Laddove sotto il cofano dell’Arsenal funziona tutto magnificamente, lo stesso non si può dire per le ambientazioni open world, che quantomeno sulla carta volevano essere la grande novità proposta da DAEMON X MACHINA: Titanic Scion. Se da una parte la presenza di mappe aperte decisamente ampie ha spalancato le porte a un’inedita componente esplorativa rispetto al titolo precedente,

dando al giocatore la possibilità tendere delle imboscate ai convogli mobili e aggredire i nemici che vagano liberamente, innescando magari degli accesi scontri a fuoco con mercenari rivali per accaparrarsi il diritto di recuperare le materie prime, dall’altra va detto che le attività opzionali risultano tremendamente ripetitive. Dalle paludi alle pianure, passando per i centri urbani ormai in rovina, i biomi di DAEMON X MACHINA: Titanic Scion affidano unicamente delle noiose fetch quest al nostro alter-ego, incaricandolo di abbattere determinati obiettivi, recuperare specifici materiali o in alternativa difendere una struttura dalle forze nemiche. A nostro avviso si tratta di un’occasione sprecata, perché anche volendo soprassedere sulla natura ripetitiva delle stesse, nessuna delle suddette riesce mai ad aggiungere il benché minimo dettaglio al world building. Quantomeno nelle prime ore questa soluzione può divertire, ma con l’incedere del tempo la natura ridondante degli incarichi potrebbe farsi insopportabile.

Qualche avaria nel sistema

L’utilizzo di mappe aperte tanto grandi ha avuto un impatto negativo anche sul frame rate del prodotto, che tentenna praticamente su tutte le console. In modalità Performance, l’ultima fatica di Marvelous gira infatti a 60 fps su PlayStation 5 e Xbox Series X, non senza qualche inciampo occasionale nei frangenti più concitati; su Switch 2, invece, la situazione è un tantino più drammatica, in quanto la nuova macchina di Nintendo fatica a conservare i 30 fps tanto in modalità dock quanto in portabilità. Ancor più problematici si sono rivelati i caricamenti, giacché i viaggi rapidi da una zona all’altra del mondo tendono a richiedere tempi di attesa che superano il minuto, specialmente se le funzioni online sono attive. Un lasso di tempo esagerato e sorprendente per gli standard odierni, che inevitabilmente spezza il ritmo dell’azione.

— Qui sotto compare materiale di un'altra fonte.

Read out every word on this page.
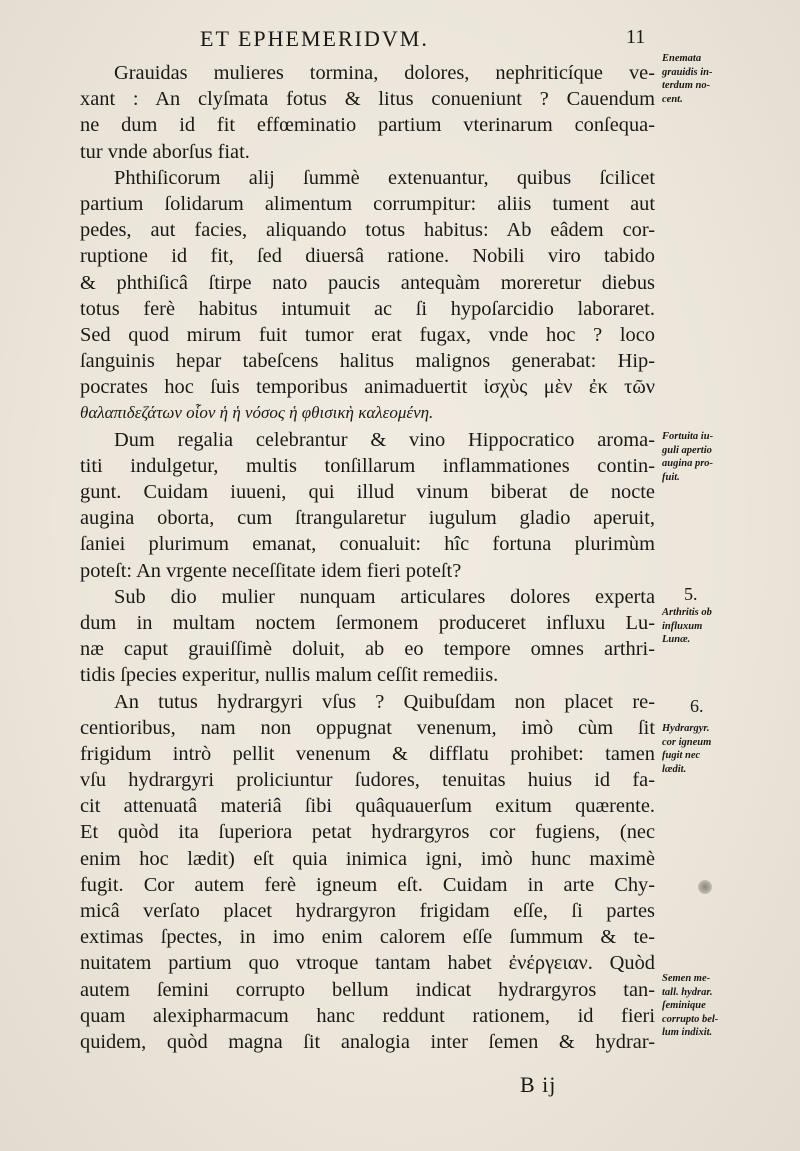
ET EPHEMERIDVM.	11
Grauidas mulieres tormina, dolores, nephriticíque ve-
xant : An clyſmata fotus & litus conueniunt ? Cauendum
ne dum id fit effœminatio partium vterinarum conſequa-
tur vnde aborſus fiat.
Phthiſicorum alij ſummè extenuantur, quibus ſcilicet
partium ſolidarum alimentum corrumpitur: aliis tument aut
pedes, aut facies, aliquando totus habitus: Ab eâdem cor-
ruptione id fit, ſed diuersâ ratione. Nobili viro tabido
& phthiſicâ ſtirpe nato paucis antequàm moreretur diebus
totus ferè habitus intumuit ac ſi hypoſarcidio laboraret.
Sed quod mirum fuit tumor erat fugax, vnde hoc ? loco
ſanguinis hepar tabeſcens halitus malignos generabat: Hip-
pocrates hoc ſuis temporibus animaduertit ἰσχὺς μὲν ἐκ τῶν
θαλαπιδεζάτων οἷον ἡ ἡ νόσος ἡ φθισικὴ καλεομένη.
Dum regalia celebrantur & vino Hippocratico aroma-
titi indulgetur, multis tonſillarum inflammationes contin-
gunt. Cuidam iuueni, qui illud vinum biberat de nocte
augina oborta, cum ſtrangularetur iugulum gladio aperuit,
ſaniei plurimum emanat, conualuit: hîc fortuna plurimùm
poteſt: An vrgente neceſſitate idem fieri poteſt?
Sub dio mulier nunquam articulares dolores experta
dum in multam noctem ſermonem produceret influxu Lu-
næ caput grauiſſimè doluit, ab eo tempore omnes arthri-
tidis ſpecies experitur, nullis malum ceſſit remediis.
An tutus hydrargyri vſus ? Quibuſdam non placet re-
centioribus, nam non oppugnat venenum, imò cùm ſit
frigidum intrò pellit venenum & difflatu prohibet: tamen
vſu hydrargyri proliciuntur ſudores, tenuitas huius id fa-
cit attenuatâ materiâ ſibi quâquauerſum exitum quærente.
Et quòd ita ſuperiora petat hydrargyros cor fugiens, (nec
enim hoc lædit) eſt quia inimica igni, imò hunc maximè
fugit. Cor autem ferè igneum eſt. Cuidam in arte Chy-
micâ verſato placet hydrargyron frigidam eſſe, ſi partes
extimas ſpectes, in imo enim calorem eſſe ſummum & te-
nuitatem partium quo vtroque tantam habet ἐνέργειαν. Quòd
autem ſemini corrupto bellum indicat hydrargyros tan-
quam alexipharmacum hanc reddunt rationem, id fieri
quidem, quòd magna ſit analogia inter ſemen & hydrar-
Enemata
grauidis in-
terdum no-
cent.
Fortuita iu-
guli apertio
augina pro-
fuit.
5.
Arthritis ob
influxum
Lunæ.
6.
Hydrargyr.
cor igneum
fugit nec
lædit.
Semen me-
tall. hydrar.
ſeminique
corrupto bel-
lum indixit.
B ij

Per ragioni che sfuggono alla nostra comprensione, gli sviluppatori di DAEMON X MACHINA: Titanic Scion hanno parzialmente accantonato lo splendido cel-shading che caratterizzava il primo episodio per adottare un look più realistico e futuristico, che purtroppo appare più anonimo. Se non altro il mechanical design curato da sua santità Kawamori Shoji (Aquarion, Gundam 0083, Macross) resta una garanzia e dona agli Arsenal un livello di dettaglio superlativo, controbilanciando la resa di ambienti eccessivamente spartani e poco ispirati. Mescolando brani elettronici e tracce metal, la colonna sonora si adatta piuttosto bene ai ritmi assunti di volta in volta dall’avventura, anche se nessuna delle seppur vivaci melodie di Titanic Scion resta effettivamente impressa. Già meglio si comporta il doppiaggio originale in lingua giapponese, che rispetto a quello anglofono presenta accostamenti vocali più azzeccati e superbe performance recitative.